Kulturerbe im digitalen Zeitalter

Das digitale Zeitalter ist im Bereich der Kulturerbe-Pflege längst angebrochen. Der Megatrend Digitalisierung betrifft sie sehr direkt. Es stellen sich ethische Fragen zur grundsätzlichen Haltung zum Digitalen, zum Verhältnis von Original und Digitalisat und zum praktischen Umgang damit. Gleichzeitig bietet die Digitalisierung ein weites Feld von Chancen, die es zu nutzen gilt. Digitale Anwendungen eröffnen ganz neue Möglichkeiten der Erschliessung unseres Kulturerbes und der kulturellen Teilhabe der gesamten Bevölkerung. Neue Methoden schaffen aber auch neue Herausforderungen wie Big Data oder verändern bisherige wie etwa den Persönlichkeitsschutz. Datenmanagement und -sicherung werden immer anspruchsvoller.

Folgende Hauptthemen werden am Kongress diskutiert:

  • Verhältnis Original und Digitalisat: Wie verändert die Digitalisierung unsere Wahrnehmung des kulturellen Erbes? Wie wirkt sich diese auf unseren Umgang mit dem originalen Bestand aus?

  • Digitale Dokumentation, Datenmanagement, Datensicherung: Wie entstehen unsere Daten? Wie werden sie nachvollziehbar, jederzeit verfügbar und langfristig zugänglich gemacht?

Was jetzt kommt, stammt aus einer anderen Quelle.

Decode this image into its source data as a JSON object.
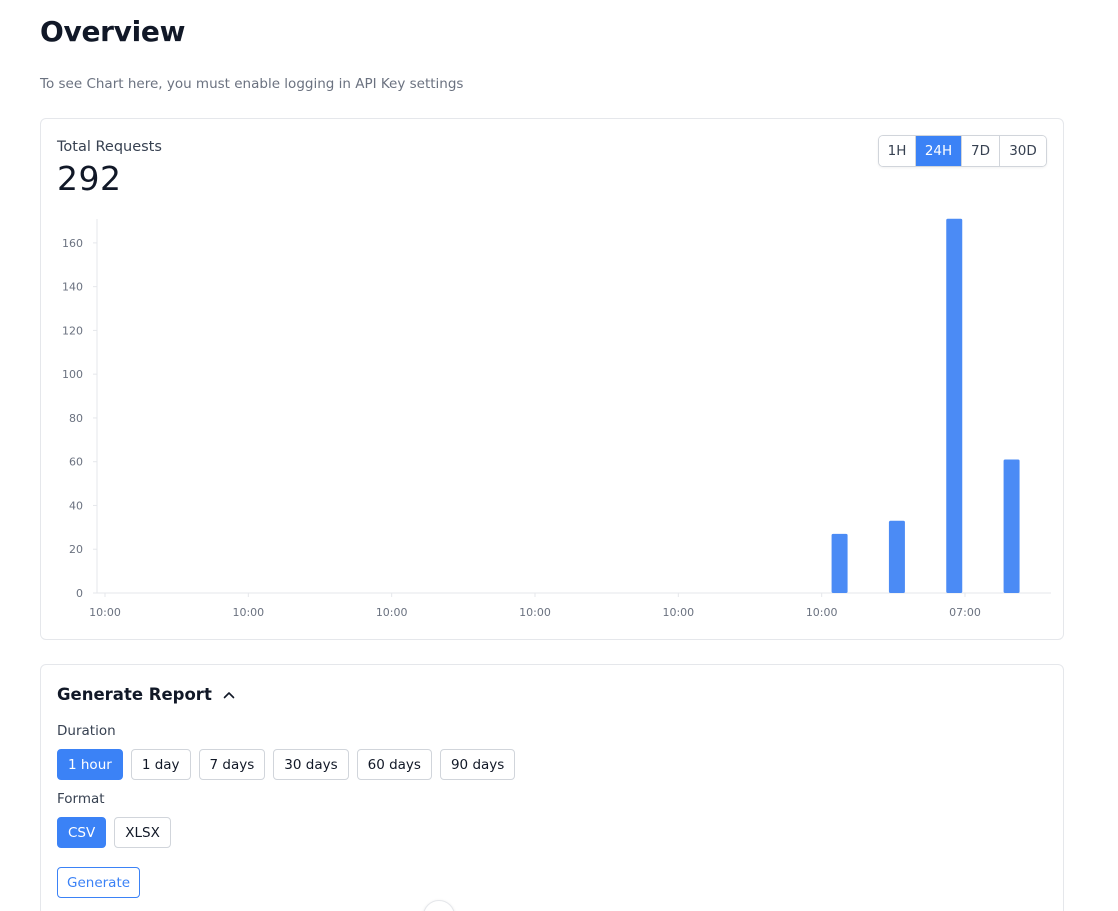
{
  "page": {
    "title": "Overview",
    "notice": "To see Chart here, you must enable logging in API Key settings"
  },
  "metrics": {
    "label": "Total Requests",
    "value": "292"
  },
  "range_selector": {
    "options": [
      "1H",
      "24H",
      "7D",
      "30D"
    ],
    "selected": "24H"
  },
  "colors": {
    "accent": "#3b82f6",
    "bar": "#4b8bf5",
    "axis": "#e5e7eb",
    "tick_text": "#6b7280"
  },
  "chart_data": {
    "type": "bar",
    "x_tick_labels": [
      "10:00",
      "10:00",
      "10:00",
      "10:00",
      "10:00",
      "10:00",
      "07:00"
    ],
    "y_ticks": [
      0,
      20,
      40,
      60,
      80,
      100,
      120,
      140,
      160
    ],
    "ylim": [
      0,
      170
    ],
    "bars": [
      {
        "slot": 20.5,
        "value": 27
      },
      {
        "slot": 22.1,
        "value": 33
      },
      {
        "slot": 23.7,
        "value": 171
      },
      {
        "slot": 25.3,
        "value": 61
      }
    ],
    "x_slots": 26.4,
    "grid": false,
    "legend": "none"
  },
  "report": {
    "title": "Generate Report",
    "duration_label": "Duration",
    "duration_options": [
      "1 hour",
      "1 day",
      "7 days",
      "30 days",
      "60 days",
      "90 days"
    ],
    "duration_selected": "1 hour",
    "format_label": "Format",
    "format_options": [
      "CSV",
      "XLSX"
    ],
    "format_selected": "CSV",
    "generate_label": "Generate"
  }
}
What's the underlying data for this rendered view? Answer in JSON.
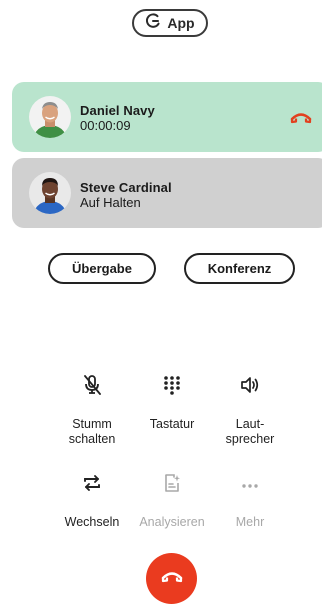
{
  "header": {
    "app_label": "App",
    "app_icon": "moon-g-icon"
  },
  "calls": {
    "active": {
      "name": "Daniel Navy",
      "status": "00:00:09",
      "hangup_icon": "hangup-icon"
    },
    "on_hold": {
      "name": "Steve Cardinal",
      "status": "Auf Halten"
    }
  },
  "buttons": {
    "transfer": "Übergabe",
    "conference": "Konferenz"
  },
  "actions": {
    "mute": "Stumm\nschalten",
    "keypad": "Tastatur",
    "speaker": "Laut-\nsprecher",
    "switch": "Wechseln",
    "analyze": "Analysieren",
    "more": "Mehr"
  },
  "colors": {
    "active_card": "#b9e4cd",
    "hold_card": "#d0d0d0",
    "hangup_red": "#ea3b1f",
    "disabled_text": "#a8a8a8"
  }
}
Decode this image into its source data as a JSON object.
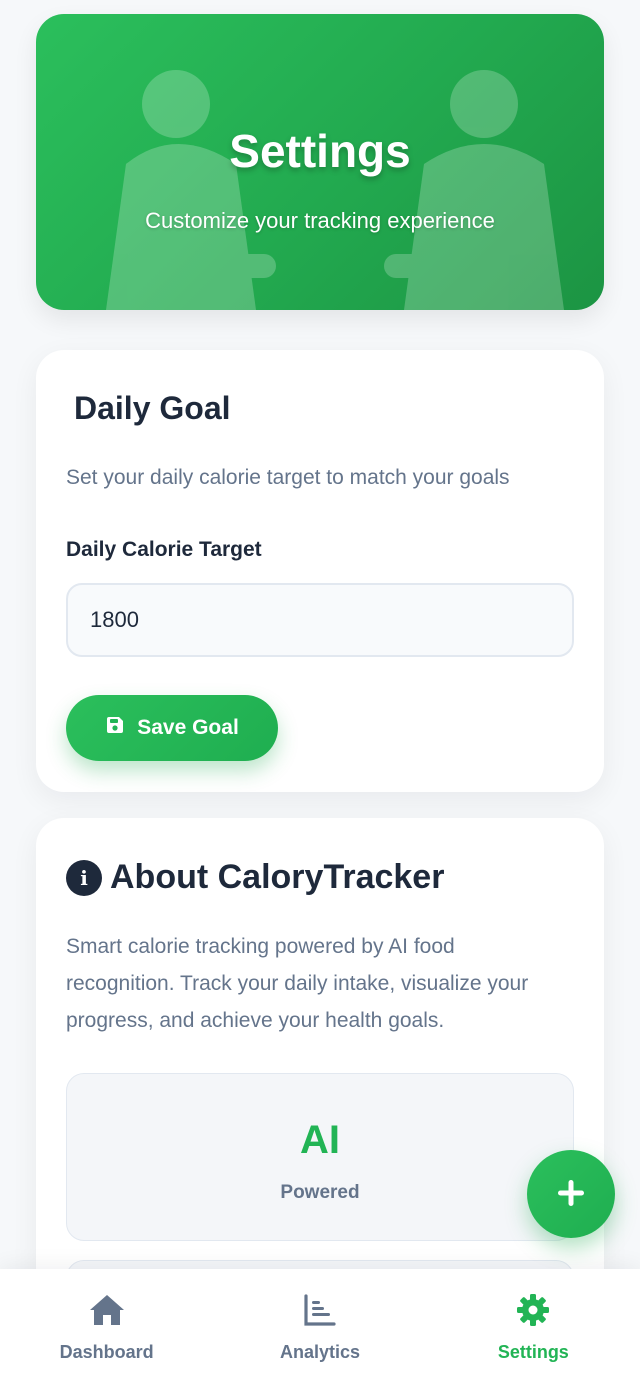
{
  "hero": {
    "title": "Settings",
    "subtitle": "Customize your tracking experience"
  },
  "daily_goal": {
    "title": "Daily Goal",
    "description": "Set your daily calorie target to match your goals",
    "field_label": "Daily Calorie Target",
    "calorie_value": "1800",
    "save_button": "Save Goal",
    "save_icon": "floppy-disk-icon"
  },
  "about": {
    "title": "About CaloryTracker",
    "title_icon": "info-circle-icon",
    "description": "Smart calorie tracking powered by AI food recognition. Track your daily intake, visualize your progress, and achieve your health goals.",
    "features": [
      {
        "value": "AI",
        "label": "Powered"
      }
    ]
  },
  "fab": {
    "icon": "plus-icon"
  },
  "bottom_nav": {
    "items": [
      {
        "label": "Dashboard",
        "icon": "home-icon",
        "active": false
      },
      {
        "label": "Analytics",
        "icon": "chart-icon",
        "active": false
      },
      {
        "label": "Settings",
        "icon": "gear-icon",
        "active": true
      }
    ]
  },
  "colors": {
    "accent": "#22b455",
    "text_dark": "#1e293b",
    "text_muted": "#64748b",
    "background": "#f6f8fa"
  }
}
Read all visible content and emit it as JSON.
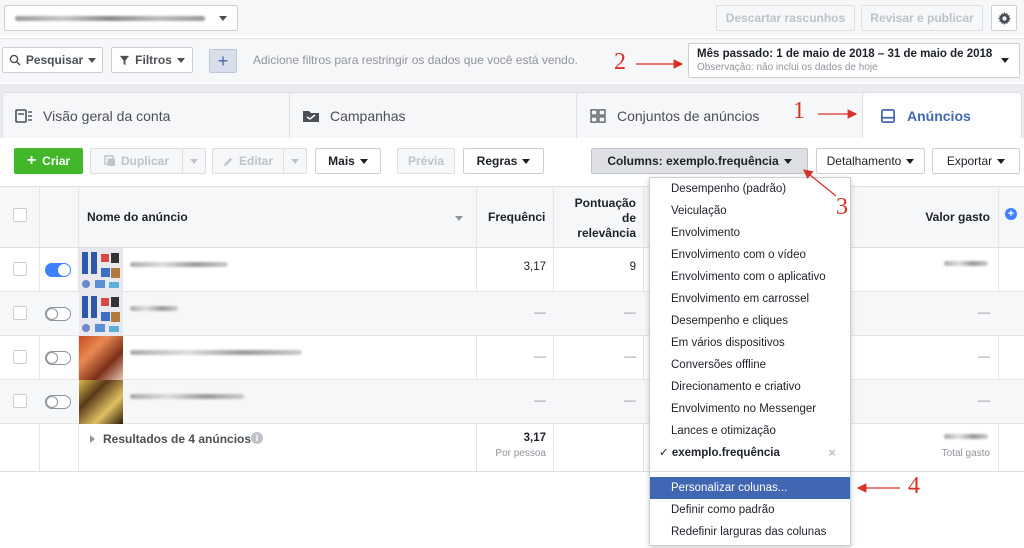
{
  "topbar": {
    "discard_label": "Descartar rascunhos",
    "review_label": "Revisar e publicar"
  },
  "filterbar": {
    "search_label": "Pesquisar",
    "filters_label": "Filtros",
    "hint": "Adicione filtros para restringir os dados que você está vendo.",
    "date_range": "Mês passado: 1 de maio de 2018 – 31 de maio de 2018",
    "date_note": "Observação: não inclui os dados de hoje"
  },
  "tabs": {
    "overview": "Visão geral da conta",
    "campaigns": "Campanhas",
    "adsets": "Conjuntos de anúncios",
    "ads": "Anúncios"
  },
  "toolbar": {
    "create": "Criar",
    "duplicate": "Duplicar",
    "edit": "Editar",
    "more": "Mais",
    "preview": "Prévia",
    "rules": "Regras",
    "columns": "Columns: exemplo.frequência",
    "breakdown": "Detalhamento",
    "export": "Exportar"
  },
  "table": {
    "headers": {
      "ad_name": "Nome do anúncio",
      "frequency": "Frequênci",
      "relevance_1": "Pontuação",
      "relevance_2": "de",
      "relevance_3": "relevância",
      "spent": "Valor gasto"
    },
    "rows": [
      {
        "frequency": "3,17",
        "relevance": "9"
      },
      {
        "frequency": "—",
        "relevance": "—"
      },
      {
        "frequency": "—",
        "relevance": "—"
      },
      {
        "frequency": "—",
        "relevance": "—"
      }
    ],
    "summary": {
      "label": "Resultados de 4 anúncios",
      "frequency": "3,17",
      "frequency_sub": "Por pessoa",
      "spent_sub": "Total gasto",
      "dash": "—"
    }
  },
  "menu": {
    "items": [
      "Desempenho (padrão)",
      "Veiculação",
      "Envolvimento",
      "Envolvimento com o vídeo",
      "Envolvimento com o aplicativo",
      "Envolvimento em carrossel",
      "Desempenho e cliques",
      "Em vários dispositivos",
      "Conversões offline",
      "Direcionamento e criativo",
      "Envolvimento no Messenger",
      "Lances e otimização",
      "exemplo.frequência"
    ],
    "checkmark": "✓",
    "close": "×",
    "actions": [
      "Personalizar colunas...",
      "Definir como padrão",
      "Redefinir larguras das colunas"
    ]
  },
  "annotations": [
    "1",
    "2",
    "3",
    "4"
  ],
  "colors": {
    "accent": "#4267b2",
    "create": "#42b72a",
    "annotation": "#d93025",
    "toggle_on": "#4080ff"
  }
}
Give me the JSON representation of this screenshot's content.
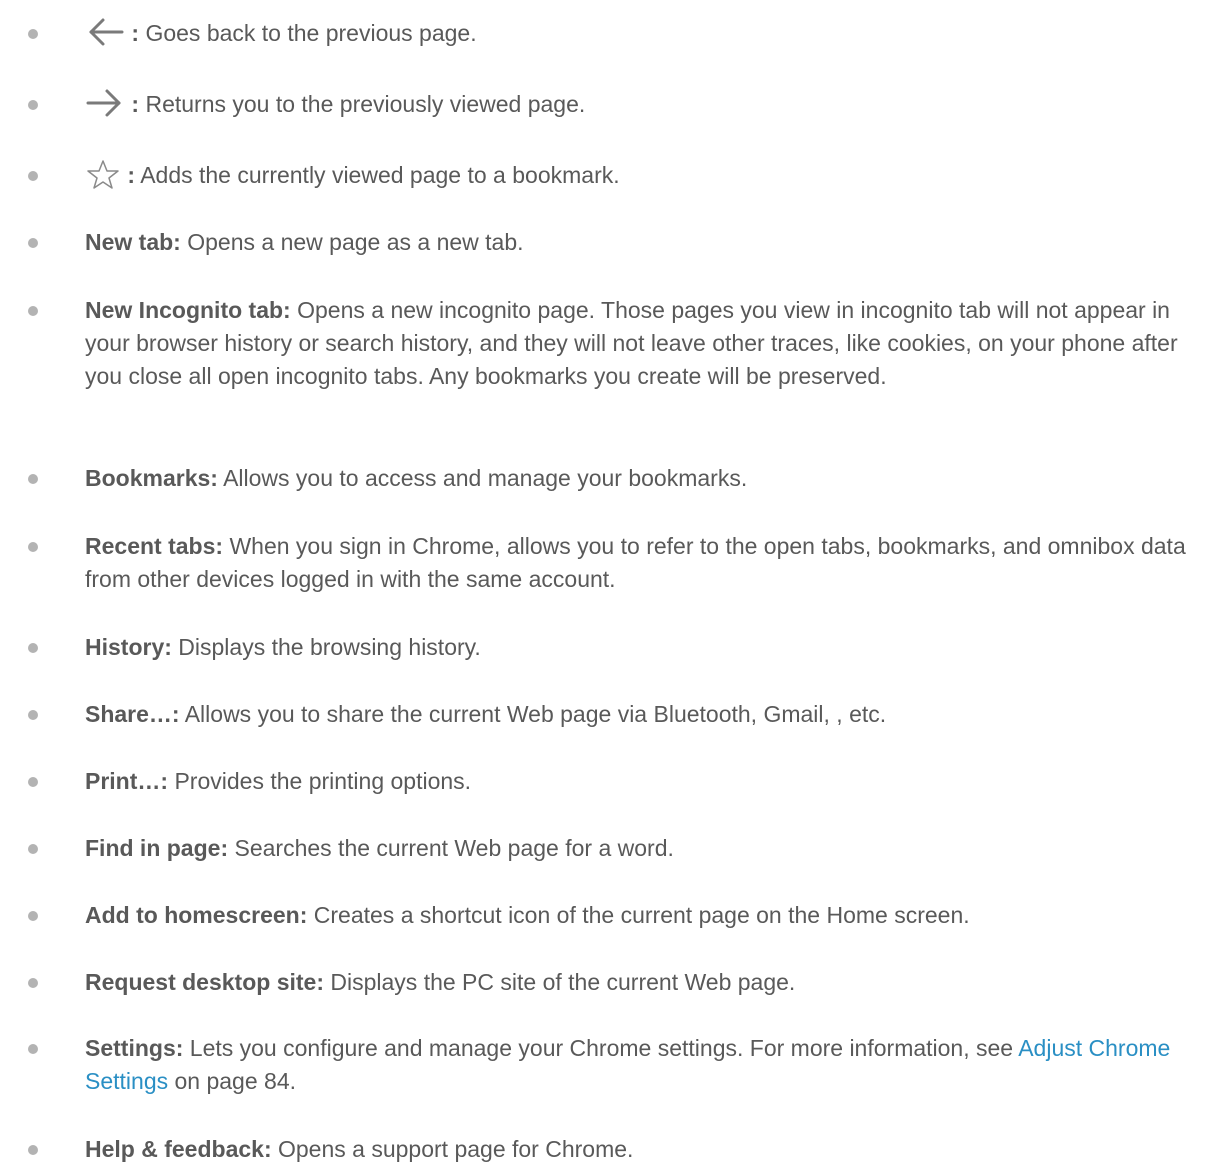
{
  "items": [
    {
      "icon": "back-arrow-icon",
      "term": ":",
      "desc": "Goes back to the previous page."
    },
    {
      "icon": "forward-arrow-icon",
      "term": ":",
      "desc": "Returns you to the previously viewed page."
    },
    {
      "icon": "star-outline-icon",
      "term": ":",
      "desc": "Adds the currently viewed page to a bookmark."
    },
    {
      "term": "New tab:",
      "desc": "Opens a new page as a new tab."
    },
    {
      "term": "New Incognito tab:",
      "desc": "Opens a new incognito page. Those pages you view in incognito tab will not appear in your browser history or search history, and they will not leave other traces, like cookies, on your phone after you close all open incognito tabs. Any bookmarks you create will be preserved."
    },
    {
      "term": "Bookmarks:",
      "desc": "Allows you to access and manage your bookmarks."
    },
    {
      "term": "Recent tabs:",
      "desc": "When you sign in Chrome, allows you to refer to the open tabs, bookmarks, and omnibox data from other devices logged in with the same account."
    },
    {
      "term": "History:",
      "desc": "Displays the browsing history."
    },
    {
      "term": "Share…:",
      "desc": "Allows you to share the current Web page via Bluetooth, Gmail, , etc."
    },
    {
      "term": "Print…:",
      "desc": "Provides the printing options."
    },
    {
      "term": "Find in page:",
      "desc": "Searches the current Web page for a word."
    },
    {
      "term": "Add to homescreen:",
      "desc": "Creates a shortcut icon of the current page on the Home screen."
    },
    {
      "term": "Request desktop site:",
      "desc": "Displays the PC site of the current Web page."
    },
    {
      "term": "Settings:",
      "desc": "Lets you configure and manage your Chrome settings. For more information, see",
      "link": "Adjust Chrome Settings",
      "desc_after": "on page 84."
    },
    {
      "term": "Help & feedback:",
      "desc": "Opens a support page for Chrome."
    }
  ],
  "colors": {
    "text": "#595959",
    "bullet": "#b3b3b3",
    "link": "#2a8fc4",
    "icon": "#7a7a7a"
  }
}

  • Erschliessen und Vermitteln: Welche Grundlagen braucht es, damit unsere Daten für Forschung und Öffentlichkeit optimal nutzbar sind?

  • In allen genannten Themenbereichen stellen sich Fragen zu Ethik und Innovation: Wie werden Urheber- und Nutzungsrechte gewahrt? Wie der Persönlichkeitsschutz? Wie nutzen wir neue Techniken und Anwendungen? Wie verändern diese unsere Fragestellungen?


  • Der Kongress will unsere Wahrnehmung, die Anwendung und unseren Umgang mit den Möglichkeiten des digitalisierten oder digitalen Kulturerbes reflektieren. Dabei sollen die Chancen, aber auch Vorbehalte und Risiken zur Sprache kommen. Es sollen vertieft praktische Ansätze aufgezeigt sowie technisches Know-how vermittelt werden, und es soll über Austausch und Kooperationen zwischen den Fachbereichen diskutiert werden.